Metadata-Version: 2.1
Name: py-html-table
Version: 0.0.7
Summary: Python library to extract data from HTML Tables with rowspan
Home-page: https://github.com/harinathselvaraj/py_html_table
Author: Harinath Selvaraj
Author-email: harinath.selvaraj@outlook.com
License: UNKNOWN
Platform: UNKNOWN
Classifier: Programming Language :: Python :: 3
Classifier: License :: OSI Approved :: MIT License
Classifier: Operating System :: OS Independent
Description-Content-Type: text/markdown

# py-html-table Package

This is a simple package which uses beautifulSoup to extract HTML Table data along which has rowspan.

## Installation

pip install 'beautifulsoup4==4.5.3'\
pip install py_html_table

## Declare

import py_html_table.py_html_table as pyht

## Parameters

Parameter | Meaning | Sample Values
----------|---------|--------
table | python variable containing html code of table | any variable name
col | Total No.of columns in the table.

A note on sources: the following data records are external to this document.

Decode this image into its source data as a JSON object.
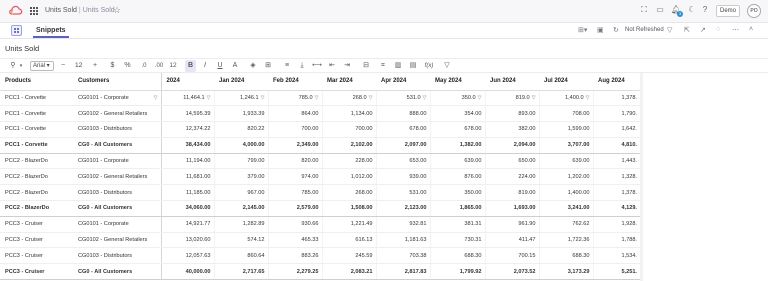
{
  "app": {
    "title": "Units Sold",
    "separator": "|",
    "subtitle": "Units Sold"
  },
  "topbar": {
    "notification_count": "3",
    "demo_label": "Demo",
    "avatar_initials": "PO"
  },
  "tabs": {
    "active_label": "Snippets",
    "refresh_status": "Not Refreshed"
  },
  "report": {
    "title": "Units Sold"
  },
  "format_toolbar": {
    "font_family": "Arial",
    "font_size": "12",
    "currency_symbol": "$",
    "percent_symbol": "%",
    "decimal_decrease": ".0",
    "decimal_increase": ".00",
    "number_format": "12",
    "bold": "B",
    "italic": "I",
    "underline": "U",
    "text_color": "A",
    "formula": "f(x)"
  },
  "table": {
    "columns": [
      "Products",
      "Customers",
      "2024",
      "Jan 2024",
      "Feb 2024",
      "Mar 2024",
      "Apr 2024",
      "May 2024",
      "Jun 2024",
      "Jul 2024",
      "Aug 2024"
    ],
    "rows": [
      {
        "product": "PCC1 - Corvette",
        "customer": "CG0101 - Corporate",
        "values": [
          "11,464.1",
          "1,246.1",
          "785.0",
          "268.0",
          "531.0",
          "350.0",
          "819.0",
          "1,400.0",
          "1,378."
        ],
        "total": false
      },
      {
        "product": "PCC1 - Corvette",
        "customer": "CG0102 - General Retailers",
        "values": [
          "14,595.39",
          "1,933.39",
          "864.00",
          "1,134.00",
          "888.00",
          "354.00",
          "893.00",
          "708.00",
          "1,790."
        ],
        "total": false
      },
      {
        "product": "PCC1 - Corvette",
        "customer": "CG0103 - Distributors",
        "values": [
          "12,374.22",
          "820.22",
          "700.00",
          "700.00",
          "678.00",
          "678.00",
          "382.00",
          "1,599.00",
          "1,642."
        ],
        "total": false
      },
      {
        "product": "PCC1 - Corvette",
        "customer": "CG0 - All Customers",
        "values": [
          "38,434.00",
          "4,000.00",
          "2,349.00",
          "2,102.00",
          "2,097.00",
          "1,382.00",
          "2,094.00",
          "3,707.00",
          "4,810."
        ],
        "total": true
      },
      {
        "product": "PCC2 - BlazerDo",
        "customer": "CG0101 - Corporate",
        "values": [
          "11,194.00",
          "799.00",
          "820.00",
          "228.00",
          "653.00",
          "639.00",
          "650.00",
          "639.00",
          "1,443."
        ],
        "total": false
      },
      {
        "product": "PCC2 - BlazerDo",
        "customer": "CG0102 - General Retailers",
        "values": [
          "11,681.00",
          "379.00",
          "974.00",
          "1,012.00",
          "939.00",
          "876.00",
          "224.00",
          "1,202.00",
          "1,328."
        ],
        "total": false
      },
      {
        "product": "PCC2 - BlazerDo",
        "customer": "CG0103 - Distributors",
        "values": [
          "11,185.00",
          "967.00",
          "785.00",
          "268.00",
          "531.00",
          "350.00",
          "819.00",
          "1,400.00",
          "1,378."
        ],
        "total": false
      },
      {
        "product": "PCC2 - BlazerDo",
        "customer": "CG0 - All Customers",
        "values": [
          "34,060.00",
          "2,145.00",
          "2,579.00",
          "1,508.00",
          "2,123.00",
          "1,865.00",
          "1,693.00",
          "3,241.00",
          "4,129."
        ],
        "total": true
      },
      {
        "product": "PCC3 - Cruiser",
        "customer": "CG0101 - Corporate",
        "values": [
          "14,921.77",
          "1,282.89",
          "930.66",
          "1,221.49",
          "932.81",
          "381.31",
          "961.90",
          "762.62",
          "1,928."
        ],
        "total": false
      },
      {
        "product": "PCC3 - Cruiser",
        "customer": "CG0102 - General Retailers",
        "values": [
          "13,020.60",
          "574.12",
          "465.33",
          "616.13",
          "1,181.63",
          "730.31",
          "411.47",
          "1,722.36",
          "1,788."
        ],
        "total": false
      },
      {
        "product": "PCC3 - Cruiser",
        "customer": "CG0103 - Distributors",
        "values": [
          "12,057.63",
          "860.64",
          "883.26",
          "245.59",
          "703.38",
          "688.30",
          "700.15",
          "688.30",
          "1,534."
        ],
        "total": false
      },
      {
        "product": "PCC3 - Cruiser",
        "customer": "CG0 - All Customers",
        "values": [
          "40,000.00",
          "2,717.65",
          "2,279.25",
          "2,083.21",
          "2,817.83",
          "1,799.92",
          "2,073.52",
          "3,173.29",
          "5,251."
        ],
        "total": true
      }
    ]
  },
  "colors": {
    "accent": "#5c61c0",
    "notification": "#2b8fd6",
    "header_bg": "#f7f7f9"
  }
}
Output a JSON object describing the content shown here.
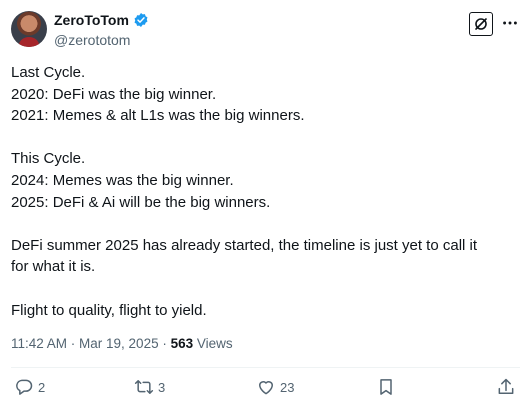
{
  "author": {
    "display_name": "ZeroToTom",
    "handle": "@zerototom",
    "verified": true
  },
  "tweet": {
    "lines": [
      "Last Cycle.",
      "2020: DeFi was the big winner.",
      "2021: Memes & alt L1s was the big winners.",
      "",
      "This Cycle.",
      "2024: Memes was the big winner.",
      "2025: DeFi & Ai will be the big winners.",
      "",
      "DeFi summer 2025 has already started, the timeline is just yet to call it",
      "for what it is.",
      "",
      "Flight to quality, flight to yield."
    ]
  },
  "meta": {
    "timestamp": "11:42 AM · Mar 19, 2025 · ",
    "views_count": "563",
    "views_label": " Views"
  },
  "actions": {
    "replies": "2",
    "reposts": "3",
    "likes": "23"
  },
  "colors": {
    "text": "#0f1419",
    "secondary": "#536471",
    "verified": "#1d9bf0",
    "divider": "#eff3f4"
  },
  "icons": [
    "verified-badge-icon",
    "grok-icon",
    "more-icon",
    "reply-icon",
    "repost-icon",
    "like-icon",
    "bookmark-icon",
    "share-icon"
  ]
}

Starts from 1 | 5
begin | No.of rows to begin scrapping. Starts from 0 | 2
output | Type of output that you need | list (or) dataframe (or) csv

### NOTE: All variable names has to be provided as input to the package
## Usage Example

import requests\
from bs4 import BeautifulSoup\
import requests_html\
import lxml.html as lh\
import py_html_table.py_html_table as pyht

url = 'https://en.wikipedia.org/wiki/List_of_Presidents_of_the_United_States' \
session = requests_html.HTMLSession()\
r = session.get(url)\
content = BeautifulSoup(r.content, 'lxml')\
all_tables = content.select(".wikitable") \
table = all_tables[0] \
col = 9\
begin = 2\
output = 'dataframe'\
raw = 'N'\
pyht.extract(table,begin,col,output,raw)